Artist and activist Patrisse Cullors, perhaps best known as co-founder of Black Lives Matter, has consistently referenced spirituality in her performance work as both a coping mechanism and a call to action. In Prayer to the Iyami, performed at the Broad before the shutdowns earlier this year, Cullors uses her older brother’s clothes to build a 20-pound tapestry of wings, which she then wore. Each pound of its weight symbolizes the 20 years she has spent attempting to protect her brother from imprisonment and police brutality. Cullors says on her website that she thinks of the piece “as a love letter to Los Angeles and, most importantly, a loving prayer for her brother Monte,” affirming art-making as inextricably linked to the fight for social justice and spiritual solace as an antidote to the exhaustion it can produce.

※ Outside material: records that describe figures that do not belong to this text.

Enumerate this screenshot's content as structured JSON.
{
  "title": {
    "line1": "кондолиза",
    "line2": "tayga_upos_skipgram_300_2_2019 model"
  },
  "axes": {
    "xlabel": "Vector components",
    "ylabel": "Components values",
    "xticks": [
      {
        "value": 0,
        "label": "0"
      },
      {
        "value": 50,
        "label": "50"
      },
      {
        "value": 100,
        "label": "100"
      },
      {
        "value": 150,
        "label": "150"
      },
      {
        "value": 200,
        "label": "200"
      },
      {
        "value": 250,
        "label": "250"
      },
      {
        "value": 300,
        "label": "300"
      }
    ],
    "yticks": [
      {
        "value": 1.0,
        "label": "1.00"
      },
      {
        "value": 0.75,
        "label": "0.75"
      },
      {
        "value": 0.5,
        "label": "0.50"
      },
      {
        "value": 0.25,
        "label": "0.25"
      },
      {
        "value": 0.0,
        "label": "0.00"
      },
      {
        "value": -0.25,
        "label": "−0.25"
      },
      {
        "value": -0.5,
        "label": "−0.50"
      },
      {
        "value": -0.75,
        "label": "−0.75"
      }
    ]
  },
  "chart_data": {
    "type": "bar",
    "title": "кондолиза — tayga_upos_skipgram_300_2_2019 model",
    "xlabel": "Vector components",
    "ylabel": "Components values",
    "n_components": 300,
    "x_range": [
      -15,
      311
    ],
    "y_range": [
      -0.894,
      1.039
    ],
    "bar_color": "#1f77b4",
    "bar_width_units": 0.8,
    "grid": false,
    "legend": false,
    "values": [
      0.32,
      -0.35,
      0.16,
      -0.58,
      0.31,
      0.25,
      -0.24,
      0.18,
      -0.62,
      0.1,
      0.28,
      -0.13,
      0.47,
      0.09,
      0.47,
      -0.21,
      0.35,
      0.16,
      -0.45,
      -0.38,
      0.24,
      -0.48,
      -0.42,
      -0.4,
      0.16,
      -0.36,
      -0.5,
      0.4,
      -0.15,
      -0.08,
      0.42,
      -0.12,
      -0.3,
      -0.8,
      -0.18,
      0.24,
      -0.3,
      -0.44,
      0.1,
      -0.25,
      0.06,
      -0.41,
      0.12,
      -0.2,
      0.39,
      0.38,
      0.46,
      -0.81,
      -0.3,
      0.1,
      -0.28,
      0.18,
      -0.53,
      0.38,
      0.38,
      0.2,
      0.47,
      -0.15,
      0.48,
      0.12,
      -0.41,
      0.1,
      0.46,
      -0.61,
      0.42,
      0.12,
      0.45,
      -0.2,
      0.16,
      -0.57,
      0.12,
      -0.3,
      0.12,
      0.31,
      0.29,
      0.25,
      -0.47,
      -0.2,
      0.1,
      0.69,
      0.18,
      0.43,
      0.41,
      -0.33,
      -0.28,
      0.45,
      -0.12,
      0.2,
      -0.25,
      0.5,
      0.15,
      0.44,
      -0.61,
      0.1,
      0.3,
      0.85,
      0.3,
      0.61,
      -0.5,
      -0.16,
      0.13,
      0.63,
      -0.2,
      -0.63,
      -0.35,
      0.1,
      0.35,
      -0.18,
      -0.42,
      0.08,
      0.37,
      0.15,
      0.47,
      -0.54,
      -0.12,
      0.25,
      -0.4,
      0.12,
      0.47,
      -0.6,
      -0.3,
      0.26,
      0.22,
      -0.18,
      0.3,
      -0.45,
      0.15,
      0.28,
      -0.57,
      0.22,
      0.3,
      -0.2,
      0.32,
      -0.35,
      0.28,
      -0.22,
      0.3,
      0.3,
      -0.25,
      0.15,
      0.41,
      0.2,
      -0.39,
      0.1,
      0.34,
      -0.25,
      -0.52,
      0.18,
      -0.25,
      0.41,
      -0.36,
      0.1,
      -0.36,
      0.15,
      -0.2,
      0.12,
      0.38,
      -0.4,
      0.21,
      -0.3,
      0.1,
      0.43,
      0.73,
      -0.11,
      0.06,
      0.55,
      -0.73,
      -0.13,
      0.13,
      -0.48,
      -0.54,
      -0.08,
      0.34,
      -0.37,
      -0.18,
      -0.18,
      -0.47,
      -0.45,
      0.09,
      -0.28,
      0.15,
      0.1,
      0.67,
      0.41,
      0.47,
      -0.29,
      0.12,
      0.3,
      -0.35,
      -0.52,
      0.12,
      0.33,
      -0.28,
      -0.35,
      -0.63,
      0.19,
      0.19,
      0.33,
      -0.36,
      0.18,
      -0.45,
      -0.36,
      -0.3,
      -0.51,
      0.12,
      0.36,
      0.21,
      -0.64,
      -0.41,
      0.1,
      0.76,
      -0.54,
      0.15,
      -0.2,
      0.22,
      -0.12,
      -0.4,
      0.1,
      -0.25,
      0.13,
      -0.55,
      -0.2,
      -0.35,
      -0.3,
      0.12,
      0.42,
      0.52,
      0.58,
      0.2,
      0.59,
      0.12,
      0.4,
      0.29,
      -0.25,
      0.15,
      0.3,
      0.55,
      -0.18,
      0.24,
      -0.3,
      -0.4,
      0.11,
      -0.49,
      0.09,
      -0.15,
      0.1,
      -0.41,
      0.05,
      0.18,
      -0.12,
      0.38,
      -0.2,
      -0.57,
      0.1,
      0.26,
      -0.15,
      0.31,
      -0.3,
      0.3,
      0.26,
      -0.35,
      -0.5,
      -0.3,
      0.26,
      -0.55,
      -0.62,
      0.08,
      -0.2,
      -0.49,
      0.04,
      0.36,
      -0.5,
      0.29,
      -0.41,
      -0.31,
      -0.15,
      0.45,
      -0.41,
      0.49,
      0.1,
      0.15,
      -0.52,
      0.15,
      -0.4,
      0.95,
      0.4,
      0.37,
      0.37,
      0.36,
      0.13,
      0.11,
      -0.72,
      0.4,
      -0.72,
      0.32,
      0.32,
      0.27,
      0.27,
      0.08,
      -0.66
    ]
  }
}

On June 13, Cullors performed “A Prayer for the Runner” over Zoom as part of a celebration of Pride month and the Stonewall Uprising of 1969 at the Fowler Museum. In her performance (available to watch in full above), Cullors enacts a spiritual ritual for Ahmaud Arbery, who was fatally shot by white vigilantes near Brunswick, Georgia while on a run. On the right side of the split-screen video, Cullors physically performs the ritual, lighting candles on an altar below another set of wings, while on the left, the words of the prayer are depicted in subtitles, appearing and disappearing as Cullors moves through them. Cullors orates clearly and in an even tempo, saying “you were running for respite” to the spiritual entities of Ahmaud Arbery, Breonna Taylor, and George Floyd.
Throughout these practices, Angeleno artists are processing their emotional responses, both political and personal, to the incredible upheavals of this year and beyond. In the context of stay-at-home orders and shutdowns that ebb and flow on a seemingly endless basis, it is perhaps unsurprising that the artworks depict both the longing for community, as with Frías’s Meditation Mondays, and the need for thoughtful introspection, like with Barker’s “Still Angry.” Continuing on a trend that was already brewing, the stark events of 2020 have served to move the spiritual impetus in art forward, albeit in an often more direct, politically affected way.